Além disso, a inovação trazida na palestra em pouco tempo vira rotina. O palestrante “dá tudo de si”, prepara a fala, encena e até canta. Tempos depois, o ouvinte mal humorado vai e diz: “Ai, vai cantar de novo!!!”
Eu já declamei, li contos, contei piada, cantei, utilizei vídeos de documentários e de filmes clássicos, sendo que agora estou na fase Barbixas e Porta dos Fundos (que são sensacionais). Até já arrisquei alguns passos de sapateado, cabendo esclarecer que me tornar um “streeper” não está em cogitação, ainda... E claro, sempre deixo um tempinho para falar um pouco de direito do trabalho...

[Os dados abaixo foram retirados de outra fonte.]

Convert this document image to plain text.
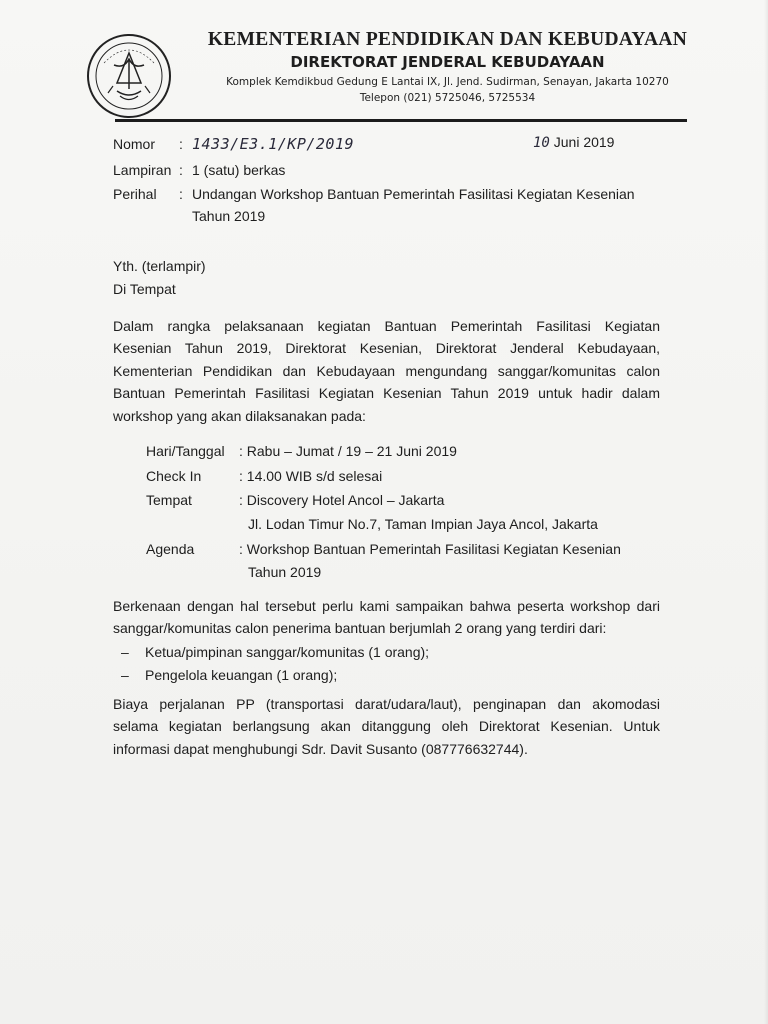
KEMENTERIAN PENDIDIKAN DAN KEBUDAYAAN
DIREKTORAT JENDERAL KEBUDAYAAN
Komplek Kemdikbud Gedung E Lantai IX, Jl. Jend. Sudirman, Senayan, Jakarta 10270
Telepon (021) 5725046, 5725534
Nomor : 1433/E3.1/KP/2019	10 Juni 2019
Lampiran : 1 (satu) berkas
Perihal : Undangan Workshop Bantuan Pemerintah Fasilitasi Kegiatan Kesenian
Tahun 2019
Yth. (terlampir)
Di Tempat
Dalam rangka pelaksanaan kegiatan Bantuan Pemerintah Fasilitasi Kegiatan
Kesenian Tahun 2019, Direktorat Kesenian, Direktorat Jenderal Kebudayaan,
Kementerian Pendidikan dan Kebudayaan mengundang sanggar/komunitas calon
Bantuan Pemerintah Fasilitasi Kegiatan Kesenian Tahun 2019 untuk hadir dalam
workshop yang akan dilaksanakan pada:
Hari/Tanggal : Rabu – Jumat / 19 – 21 Juni 2019
Check In	: 14.00 WIB s/d selesai
Tempat	: Discovery Hotel Ancol – Jakarta
Jl. Lodan Timur No.7, Taman Impian Jaya Ancol, Jakarta
Agenda	: Workshop Bantuan Pemerintah Fasilitasi Kegiatan Kesenian
Tahun 2019
Berkenaan dengan hal tersebut perlu kami sampaikan bahwa peserta workshop dari
sanggar/komunitas calon penerima bantuan berjumlah 2 orang yang terdiri dari:
– Ketua/pimpinan sanggar/komunitas (1 orang);
– Pengelola keuangan (1 orang);
Biaya perjalanan PP (transportasi darat/udara/laut), penginapan dan akomodasi
selama kegiatan berlangsung akan ditanggung oleh Direktorat Kesenian. Untuk
informasi dapat menghubungi Sdr. Davit Susanto (087776632744).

E para que essa toda longa introdução? Primeiro, claro, para cumprir a estratégia de trazer alguma inovação e, segundo, para consignar que na situação específica em que me vi envolvido neste ano, ao ter recebido a honrosa missão de conversar com os juízes e juízas do trabalho da 15ª. Região, em diversos encontros regionais, sobre a incidência, ou não, do novo CPC no processo do trabalho, em cada encontro – e já foram três – as dificuldades de surpreender a plateia foram se multiplicando.

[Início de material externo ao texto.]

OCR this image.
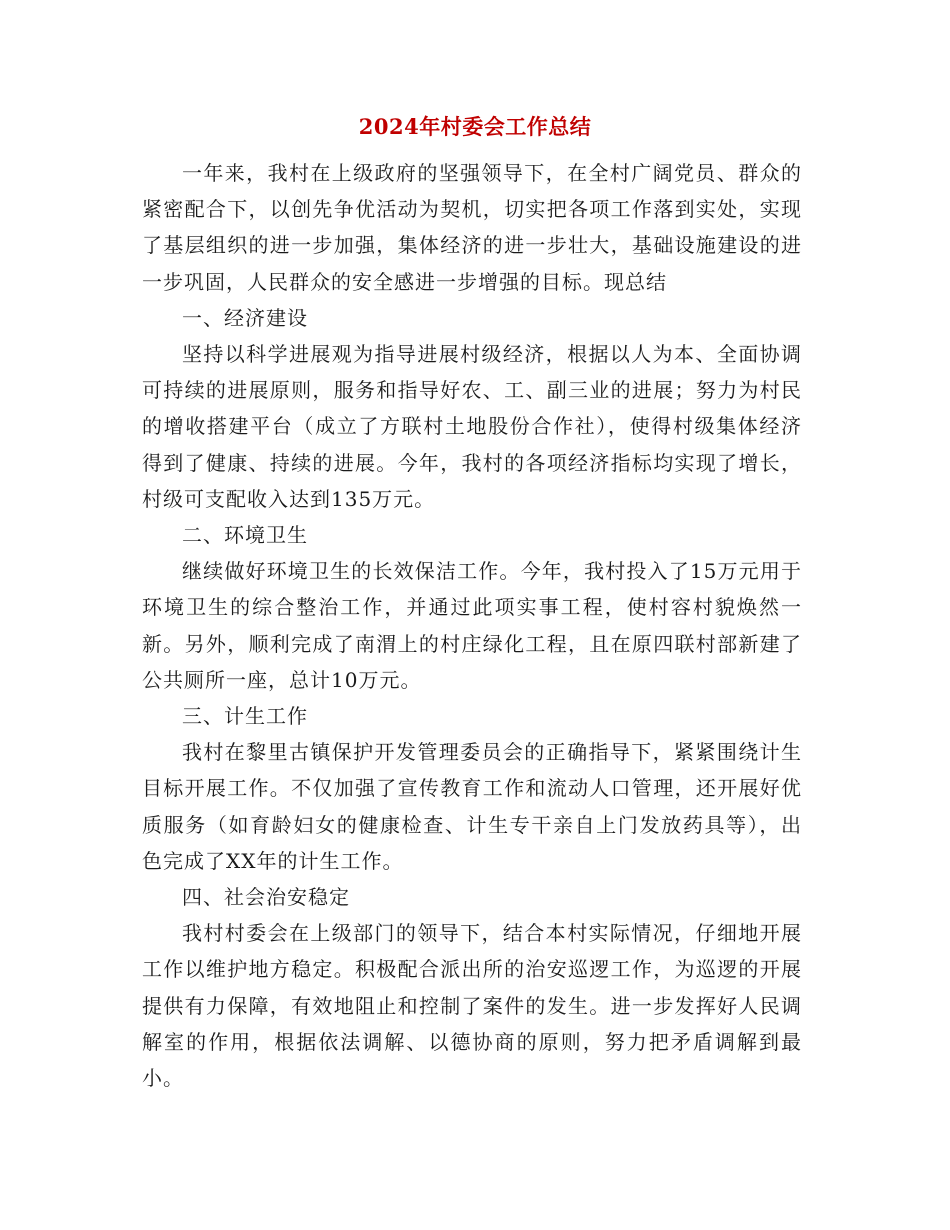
2024年村委会工作总结

一年来，我村在上级政府的坚强领导下，在全村广阔党员、群众的紧密配合下，以创先争优活动为契机，切实把各项工作落到实处，实现了基层组织的进一步加强，集体经济的进一步壮大，基础设施建设的进一步巩固，人民群众的安全感进一步增强的目标。现总结

一、经济建设

坚持以科学进展观为指导进展村级经济，根据以人为本、全面协调可持续的进展原则，服务和指导好农、工、副三业的进展；努力为村民的增收搭建平台（成立了方联村土地股份合作社），使得村级集体经济得到了健康、持续的进展。今年，我村的各项经济指标均实现了增长，村级可支配收入达到135万元。

二、环境卫生

继续做好环境卫生的长效保洁工作。今年，我村投入了15万元用于环境卫生的综合整治工作，并通过此项实事工程，使村容村貌焕然一新。另外，顺利完成了南渭上的村庄绿化工程，且在原四联村部新建了公共厕所一座，总计10万元。

三、计生工作

我村在黎里古镇保护开发管理委员会的正确指导下，紧紧围绕计生目标开展工作。不仅加强了宣传教育工作和流动人口管理，还开展好优质服务（如育龄妇女的健康检查、计生专干亲自上门发放药具等），出色完成了XX年的计生工作。

四、社会治安稳定

我村村委会在上级部门的领导下，结合本村实际情况，仔细地开展工作以维护地方稳定。积极配合派出所的治安巡逻工作，为巡逻的开展提供有力保障，有效地阻止和控制了案件的发生。进一步发挥好人民调解室的作用，根据依法调解、以德协商的原则，努力把矛盾调解到最小。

Ainda que eu me esforçasse para criar uma nova dinâmica de exposição o conteúdo não tinha como ser diferente e, evidentemente, as juízas e juízes que vinham para cada novo encontro já tinham notícia do que eu havia dito no anterior, até porque, logo no dia seguinte, a notícia era dada pelo setor de imprensa do Tribunal2.

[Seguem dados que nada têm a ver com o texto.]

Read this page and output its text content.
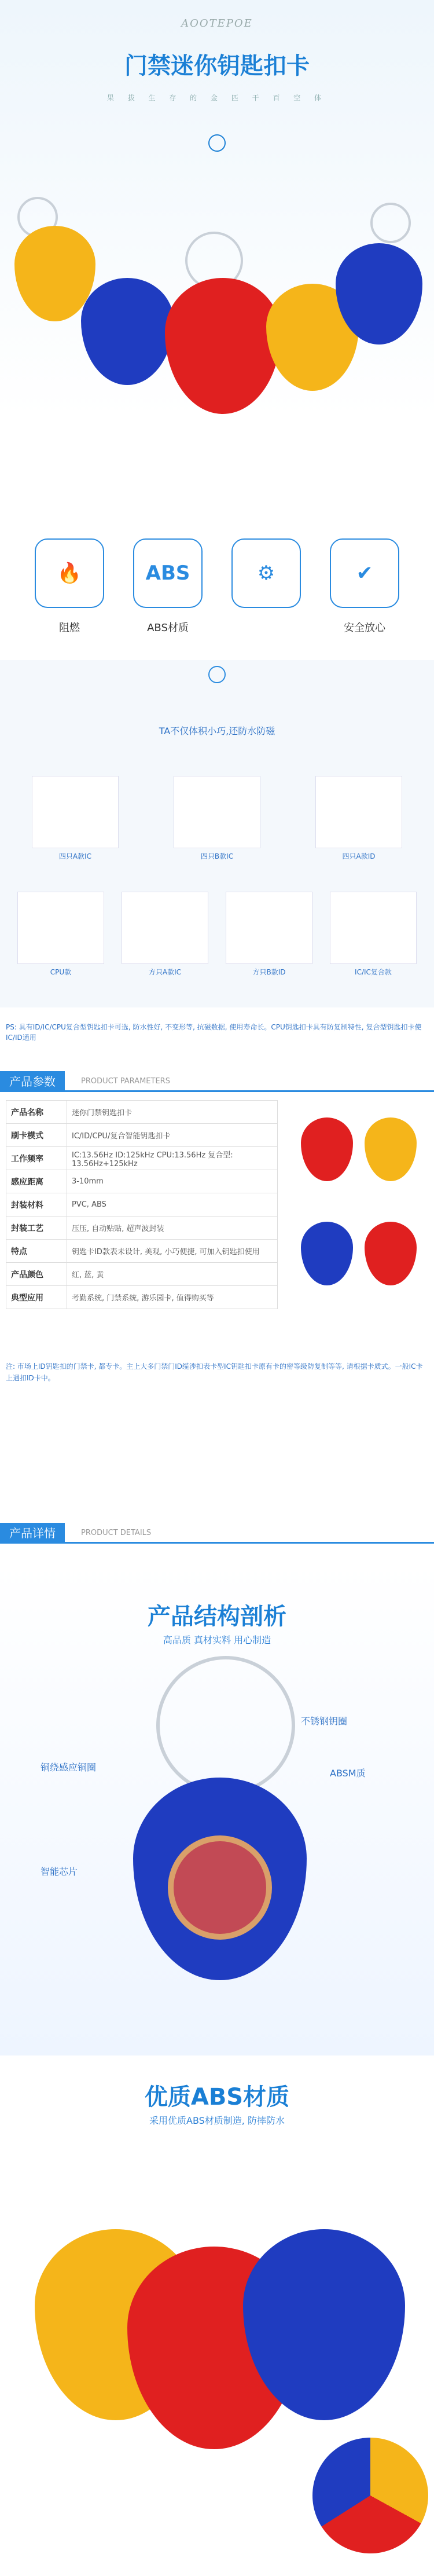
AOOTEPOE
门禁迷你钥匙扣卡
果 拔 生 存 的 金 匹 干 百 空 体
🔥
阻燃
ABS
ABS材质
⚙	✔
安全放心
TA不仅体积小巧,还防水防磁
四只A款IC	四只B款IC	四只A款ID
CPU款	方只A款IC	方只B款ID	IC/IC复合款
PS: 具有ID/IC/CPU复合型钥匙扣卡可选, 防水性好, 不变形等, 抗磁数据, 使用寿命长。CPU钥匙扣卡具有防复制特性, 复合型钥匙扣卡使IC/ID通用
产品参数	PRODUCT PARAMETERS
产品名称	迷你门禁钥匙扣卡
刷卡模式	IC/ID/CPU/复合智能钥匙扣卡
工作频率	IC:13.56Hz ID:125kHz CPU:13.56Hz 复合型: 13.56Hz+125kHz
感应距离	3-10mm
封装材料	PVC, ABS
封装工艺	压压, 自动贴贴, 超声波封装
特点	钥匙卡ID款表未设计, 美观, 小巧便捷, 可加入钥匙扣使用
产品颜色	红, 蓝, 黄
典型应用	考勤系统, 门禁系统, 游乐园卡, 值得购买等
注: 市场上ID钥匙扣的门禁卡, 都专卡。主上大多门禁门ID缆涉扣表卡型IC钥匙扣卡原有卡的密等级防复制等等, 请根据卡质式。一般IC卡上遇扣ID卡中。
产品详情	PRODUCT DETAILS
产品结构剖析
高品质 真材实料 用心制造
不锈钢钥圈
ABSM质
铜绕感应铜圈
智能芯片
优质ABS材质
采用优质ABS材质制造, 防摔防水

Pois bem. Se já disse, de três formas diferentes que rejeito a aplicação do novo CPC no processo do trabalho por conta da incompatibilidade, da desnecessidade e dos graves riscos que a aplicação do novo CPC traz aos direitos trabalhistas, e se todos aqui já sabem que falei isso e, portanto, vieram preparados e, consequentemente, desanimados, para ouvir a mesma história, ainda que com outro roteiro, vi-me na quase obrigação, até para manter a pertinência da palestra, de perverter essa ordem preconcebida dos fatos.
Resolvi, então, visualizar a aplicação de alguns dispositivos do novo CPC no processo do trabalho, avaliando os efeitos disso.
Creio que com isso aqueles que pretendiam dormir na palestra já terão ao menos alguma curiosidade para ouvir o que vem pela frente.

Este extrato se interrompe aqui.